Chapitre II

Droit de punir.

« Tout châtiment dont la nécessité n’est point absolue devient tyrannique, » dit le grand Montesquieu, proposition qu’on peut rendre plus générale en l’exprimant ainsi : « Tout acte d’autorité exercé par un homme sur un autre homme est tyrannique s’il n’est pas absolument nécessaire. » La nécessité de défendre le dépôt de la sûreté publique contre les usurpations des particuliers est donc le fondement du droit de punir. Plus le souverain (dans lequel il réside) conserve de liberté à ses sujets, plus la sûreté publique est sacrée et inviolable, plus les peines sont justes. C’est dans le cœur humain que nous trouverons gravés les principes fondamentaux du droit de punir, et l’on ne tirera d’avantage durable de la politique morale que lorsqu’elle aura pour base les sentiments ineffaçables de l’homme. Toute loi qui s’en écartera doit éprouver une résistance à laquelle elle sera contrainte de céder. C’est ainsi que la plus petite force, quand on l’applique continuellement, détruit à la fin dans un corps le mouvement le plus violent.

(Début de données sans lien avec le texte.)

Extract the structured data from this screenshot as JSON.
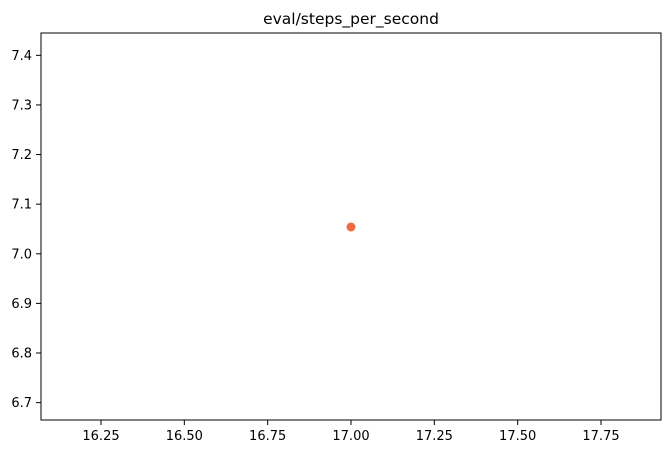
{
  "chart_data": {
    "type": "scatter",
    "title": "eval/steps_per_second",
    "xlabel": "",
    "ylabel": "",
    "x": [
      17.0
    ],
    "y": [
      7.054
    ],
    "point_color": "#f26b40",
    "xlim": [
      16.07,
      17.93
    ],
    "ylim": [
      6.665,
      7.445
    ],
    "xticks": [
      16.25,
      16.5,
      16.75,
      17.0,
      17.25,
      17.5,
      17.75
    ],
    "xtick_labels": [
      "16.25",
      "16.50",
      "16.75",
      "17.00",
      "17.25",
      "17.50",
      "17.75"
    ],
    "yticks": [
      6.7,
      6.8,
      6.9,
      7.0,
      7.1,
      7.2,
      7.3,
      7.4
    ],
    "ytick_labels": [
      "6.7",
      "6.8",
      "6.9",
      "7.0",
      "7.1",
      "7.2",
      "7.3",
      "7.4"
    ],
    "grid": false,
    "legend": "none"
  }
}
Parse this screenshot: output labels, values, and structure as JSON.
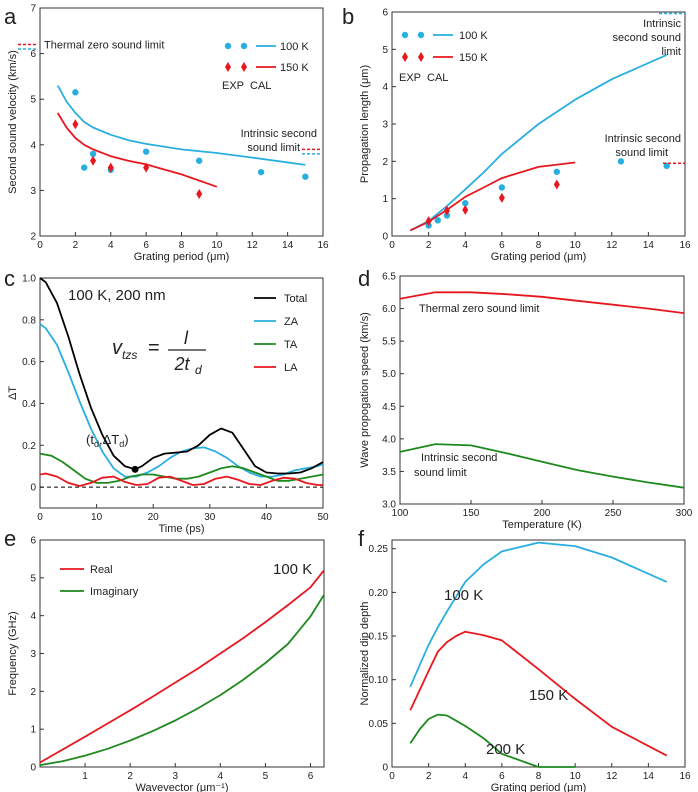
{
  "colors": {
    "blue": "#29aee0",
    "red": "#e8171f",
    "green": "#1e8a1e",
    "black": "#000000"
  },
  "chart_data": [
    {
      "panel": "a",
      "type": "line+scatter",
      "xlabel": "Grating period (μm)",
      "ylabel": "Second sound velocity (km/s)",
      "xlim": [
        0,
        16
      ],
      "ylim": [
        2,
        7
      ],
      "xticks": [
        0,
        2,
        4,
        6,
        8,
        10,
        12,
        14,
        16
      ],
      "yticks": [
        2,
        3,
        4,
        5,
        6,
        7
      ],
      "legend": {
        "rows": [
          "100 K",
          "150 K"
        ],
        "cols": [
          "EXP",
          "CAL"
        ],
        "position": "top-right"
      },
      "annotations": [
        "Thermal zero sound limit",
        "Intrinsic second sound limit"
      ],
      "limits": [
        {
          "label": "Thermal zero sound limit",
          "y100": 6.1,
          "y150": 6.2,
          "side": "left"
        },
        {
          "label": "Intrinsic second sound limit",
          "y100": 3.8,
          "y150": 3.9,
          "side": "right"
        }
      ],
      "series": [
        {
          "name": "100 K CAL",
          "kind": "line",
          "color": "blue",
          "x": [
            1,
            1.5,
            2,
            2.5,
            3,
            4,
            5,
            6,
            8,
            10,
            12,
            15
          ],
          "y": [
            5.3,
            4.95,
            4.7,
            4.5,
            4.38,
            4.22,
            4.1,
            4.02,
            3.9,
            3.82,
            3.72,
            3.56
          ]
        },
        {
          "name": "150 K CAL",
          "kind": "line",
          "color": "red",
          "x": [
            1,
            1.5,
            2,
            2.5,
            3,
            4,
            5,
            6,
            8,
            10
          ],
          "y": [
            4.7,
            4.38,
            4.15,
            4.0,
            3.9,
            3.75,
            3.65,
            3.57,
            3.35,
            3.08
          ]
        },
        {
          "name": "100 K EXP",
          "kind": "circle",
          "color": "blue",
          "x": [
            2,
            2.5,
            3,
            4,
            6,
            9,
            12.5,
            15
          ],
          "y": [
            5.15,
            3.5,
            3.8,
            3.45,
            3.85,
            3.65,
            3.4,
            3.3
          ]
        },
        {
          "name": "150 K EXP",
          "kind": "diamond",
          "color": "red",
          "x": [
            2,
            3,
            4,
            6,
            9
          ],
          "y": [
            4.45,
            3.65,
            3.5,
            3.5,
            2.92
          ]
        }
      ]
    },
    {
      "panel": "b",
      "type": "line+scatter",
      "xlabel": "Grating period (μm)",
      "ylabel": "Propagation length (μm)",
      "xlim": [
        0,
        16
      ],
      "ylim": [
        0,
        6
      ],
      "xticks": [
        0,
        2,
        4,
        6,
        8,
        10,
        12,
        14,
        16
      ],
      "yticks": [
        0,
        1,
        2,
        3,
        4,
        5,
        6
      ],
      "legend": {
        "rows": [
          "100 K",
          "150 K"
        ],
        "cols": [
          "EXP",
          "CAL"
        ],
        "position": "top-left"
      },
      "annotations": [
        "Intrinsic second sound limit",
        "Intrinsic second sound limit"
      ],
      "limits": [
        {
          "label": "Intrinsic second sound limit",
          "y": 6.0,
          "color": "blue"
        },
        {
          "label": "Intrinsic second sound limit",
          "y": 1.95,
          "color": "red"
        }
      ],
      "series": [
        {
          "name": "100 K CAL",
          "kind": "line",
          "color": "blue",
          "x": [
            1,
            2,
            3,
            4,
            5,
            6,
            8,
            10,
            12,
            15
          ],
          "y": [
            0.15,
            0.4,
            0.8,
            1.25,
            1.7,
            2.2,
            3.0,
            3.65,
            4.2,
            4.85
          ]
        },
        {
          "name": "150 K CAL",
          "kind": "line",
          "color": "red",
          "x": [
            1,
            2,
            3,
            4,
            5,
            6,
            8,
            10
          ],
          "y": [
            0.15,
            0.38,
            0.7,
            1.05,
            1.3,
            1.55,
            1.85,
            1.97
          ]
        },
        {
          "name": "100 K EXP",
          "kind": "circle",
          "color": "blue",
          "x": [
            2,
            2.5,
            3,
            4,
            6,
            9,
            12.5,
            15
          ],
          "y": [
            0.28,
            0.42,
            0.55,
            0.88,
            1.3,
            1.72,
            2.0,
            1.88
          ]
        },
        {
          "name": "150 K EXP",
          "kind": "diamond",
          "color": "red",
          "x": [
            2,
            3,
            4,
            6,
            9
          ],
          "y": [
            0.4,
            0.68,
            0.7,
            1.02,
            1.38
          ]
        }
      ]
    },
    {
      "panel": "c",
      "type": "line",
      "title": "100 K, 200 nm",
      "xlabel": "Time (ps)",
      "ylabel": "ΔT",
      "xlim": [
        0,
        50
      ],
      "ylim": [
        -0.1,
        1.0
      ],
      "xticks": [
        0,
        10,
        20,
        30,
        40,
        50
      ],
      "yticks": [
        0,
        0.2,
        0.4,
        0.6,
        0.8,
        1
      ],
      "legend_position": "top-right",
      "formula": {
        "lhs": "v",
        "sub": "tzs",
        "num": "l",
        "den": "2t",
        "den_sub": "d"
      },
      "point_label": {
        "open": "(t",
        "sub1": "d",
        "mid": ",ΔT",
        "sub2": "d",
        "close": ")",
        "x": 16.8,
        "y": 0.085
      },
      "series": [
        {
          "name": "Total",
          "color": "black",
          "x": [
            0,
            1,
            3,
            5,
            7,
            9,
            11,
            13,
            15,
            16.8,
            18,
            20,
            22,
            24,
            26,
            28,
            30,
            32,
            34,
            36,
            38,
            40,
            42,
            44,
            46,
            48,
            50
          ],
          "y": [
            1.0,
            0.98,
            0.88,
            0.72,
            0.54,
            0.38,
            0.25,
            0.15,
            0.1,
            0.085,
            0.1,
            0.14,
            0.16,
            0.165,
            0.17,
            0.2,
            0.25,
            0.28,
            0.26,
            0.18,
            0.1,
            0.07,
            0.065,
            0.065,
            0.07,
            0.09,
            0.12
          ]
        },
        {
          "name": "ZA",
          "color": "blue",
          "x": [
            0,
            1,
            3,
            5,
            7,
            9,
            11,
            13,
            15,
            17,
            19,
            21,
            23,
            25,
            27,
            29,
            31,
            33,
            35,
            37,
            39,
            41,
            43,
            45,
            47,
            49,
            50
          ],
          "y": [
            0.78,
            0.76,
            0.68,
            0.55,
            0.41,
            0.28,
            0.17,
            0.09,
            0.05,
            0.05,
            0.07,
            0.1,
            0.14,
            0.17,
            0.185,
            0.19,
            0.17,
            0.14,
            0.1,
            0.07,
            0.05,
            0.05,
            0.06,
            0.08,
            0.09,
            0.1,
            0.11
          ]
        },
        {
          "name": "TA",
          "color": "green",
          "x": [
            0,
            2,
            4,
            6,
            8,
            10,
            12,
            14,
            16,
            18,
            20,
            22,
            24,
            26,
            28,
            30,
            32,
            34,
            36,
            38,
            40,
            42,
            44,
            46,
            48,
            50
          ],
          "y": [
            0.16,
            0.15,
            0.12,
            0.08,
            0.04,
            0.02,
            0.02,
            0.03,
            0.05,
            0.06,
            0.06,
            0.05,
            0.04,
            0.04,
            0.05,
            0.07,
            0.09,
            0.1,
            0.09,
            0.07,
            0.05,
            0.03,
            0.03,
            0.04,
            0.05,
            0.06
          ]
        },
        {
          "name": "LA",
          "color": "red",
          "x": [
            0,
            1,
            3,
            5,
            7,
            9,
            11,
            13,
            15,
            17,
            19,
            21,
            23,
            25,
            27,
            29,
            31,
            33,
            35,
            37,
            39,
            41,
            43,
            45,
            47,
            49,
            50
          ],
          "y": [
            0.06,
            0.065,
            0.05,
            0.02,
            0.005,
            0.02,
            0.045,
            0.05,
            0.025,
            0.01,
            0.015,
            0.045,
            0.05,
            0.03,
            0.01,
            0.015,
            0.04,
            0.05,
            0.035,
            0.015,
            0.01,
            0.03,
            0.045,
            0.04,
            0.02,
            0.01,
            0.01
          ]
        }
      ],
      "baseline_y": 0
    },
    {
      "panel": "d",
      "type": "line",
      "xlabel": "Temperature (K)",
      "ylabel": "Wave propogation speed (km/s)",
      "xlim": [
        100,
        300
      ],
      "ylim": [
        3.0,
        6.5
      ],
      "xticks": [
        100,
        150,
        200,
        250,
        300
      ],
      "yticks": [
        3.0,
        3.5,
        4.0,
        4.5,
        5.0,
        5.5,
        6.0,
        6.5
      ],
      "annotations": [
        "Thermal zero sound limit",
        "Intrinsic second sound limit"
      ],
      "series": [
        {
          "name": "Thermal zero sound limit",
          "color": "red",
          "x": [
            100,
            125,
            150,
            175,
            200,
            225,
            250,
            275,
            300
          ],
          "y": [
            6.15,
            6.25,
            6.25,
            6.22,
            6.18,
            6.12,
            6.06,
            6.0,
            5.93
          ]
        },
        {
          "name": "Intrinsic second sound limit",
          "color": "green",
          "x": [
            100,
            125,
            150,
            175,
            200,
            225,
            250,
            275,
            300
          ],
          "y": [
            3.8,
            3.92,
            3.9,
            3.78,
            3.65,
            3.52,
            3.42,
            3.33,
            3.25
          ]
        }
      ]
    },
    {
      "panel": "e",
      "type": "line",
      "title": "100 K",
      "xlabel": "Wavevector (μm⁻¹)",
      "ylabel": "Frequency (GHz)",
      "xlim": [
        0,
        6.3
      ],
      "ylim": [
        0,
        6
      ],
      "xticks": [
        1,
        2,
        3,
        4,
        5,
        6
      ],
      "yticks": [
        0,
        1,
        2,
        3,
        4,
        5,
        6
      ],
      "legend_position": "top-left",
      "series": [
        {
          "name": "Real",
          "color": "red",
          "x": [
            0,
            0.5,
            1,
            1.5,
            2,
            2.5,
            3,
            3.5,
            4,
            4.5,
            5,
            5.5,
            6,
            6.3
          ],
          "y": [
            0.12,
            0.46,
            0.8,
            1.15,
            1.5,
            1.86,
            2.23,
            2.6,
            3.0,
            3.4,
            3.83,
            4.28,
            4.75,
            5.2
          ]
        },
        {
          "name": "Imaginary",
          "color": "green",
          "x": [
            0,
            0.5,
            1,
            1.5,
            2,
            2.5,
            3,
            3.5,
            4,
            4.5,
            5,
            5.5,
            6,
            6.3
          ],
          "y": [
            0.05,
            0.15,
            0.3,
            0.48,
            0.7,
            0.95,
            1.23,
            1.55,
            1.9,
            2.3,
            2.75,
            3.25,
            3.98,
            4.55
          ]
        }
      ]
    },
    {
      "panel": "f",
      "type": "line",
      "xlabel": "Grating period (μm)",
      "ylabel": "Normalized dip depth",
      "xlim": [
        0,
        16
      ],
      "ylim": [
        0,
        0.26
      ],
      "xticks": [
        0,
        2,
        4,
        6,
        8,
        10,
        12,
        14,
        16
      ],
      "yticks": [
        0,
        0.05,
        0.1,
        0.15,
        0.2,
        0.25
      ],
      "series": [
        {
          "name": "100 K",
          "color": "blue",
          "x": [
            1,
            2,
            2.5,
            3,
            3.5,
            4,
            5,
            6,
            8,
            10,
            12,
            15
          ],
          "y": [
            0.092,
            0.14,
            0.16,
            0.178,
            0.195,
            0.212,
            0.232,
            0.247,
            0.257,
            0.253,
            0.24,
            0.212
          ]
        },
        {
          "name": "150 K",
          "color": "red",
          "x": [
            1,
            2,
            2.5,
            3,
            3.5,
            4,
            5,
            6,
            8,
            10,
            12,
            15
          ],
          "y": [
            0.065,
            0.11,
            0.132,
            0.143,
            0.15,
            0.155,
            0.151,
            0.145,
            0.112,
            0.078,
            0.046,
            0.013
          ]
        },
        {
          "name": "200 K",
          "color": "green",
          "x": [
            1,
            1.5,
            2,
            2.5,
            3,
            3.5,
            4,
            5,
            6,
            8,
            10
          ],
          "y": [
            0.027,
            0.043,
            0.055,
            0.06,
            0.059,
            0.053,
            0.047,
            0.033,
            0.015,
            0.0,
            0.0
          ]
        }
      ]
    }
  ]
}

Il n’existe personne que la seule vue du bien public ait engagé à faire le sacrifice gratuit d’une portion de sa liberté ; pareilles chimères sont bonnes à reléguer dans les romans. Chacun de nous, se regardant comme le centre de toutes les combinaisons de cet univers, voudrait, s’il était possible, n’être lié par aucune des conventions qui obligent les autres. La multiplication du genre humain, médiocre en elle-même, mais supérieure de beaucoup aux moyens qu’offrait aux hommes la nature stérile et abandonnée pour satisfaire les besoins qui se croissaient entre eux de plus en plus, força les premiers sauvages à se réunir. Ces espèces de sociétés, ou plutôt de hordes, donnèrent nécessairement naissance à d’autres qui se formèrent pour leur résister, et l’état de guerre où se trouvait chaque individu devint ainsi le partage des nations. C’est donc la nécessité qui a contraint les hommes à céder une partie de leur liberté, et il est bien certain que chacun n’en veut mettre dans le dépôt public que la plus petite portion possible, c’est-à-dire précisément ce qu’il en faut pour engager les autres à le défendre. Or, l’assemblage de toutes ces plus petites portions possibles de liberté constitue le droit de punir ; tout ce qui s’écarte de cette base est abusif et non juste, on doit le regarder comme pouvoir de fait et non de droit. J’observerai encore que le droit n’est point contradictoire à la force, dont il n’est, au contraire, que la modification la plus utile au grand nombre, et j’ajouterai en même temps que je n’entends par justice que le lien nécessaire des intérêts particuliers, lien sans lequel on les verrait bientôt se séparer et ramener l’ancien état d’insociabilité. D’après ces principes, tout châtiment qui va plus loin que la nécessité de conserver ce lien est d’une nature injuste. Il faut éviter, au reste, d’attacher au mot justice l’idée de quelque chose de réel, comme d’une force physique ou d’un être existant ; ce n’est qu’une simple manière de concevoir des hommes, d’où dépend, en grande partie, le bonheur de chacun d’eux. Je n’entends point parler ici de la justice de Dieu, dont les relations sont immédiates avec les peines et les récompenses de la vie à venir.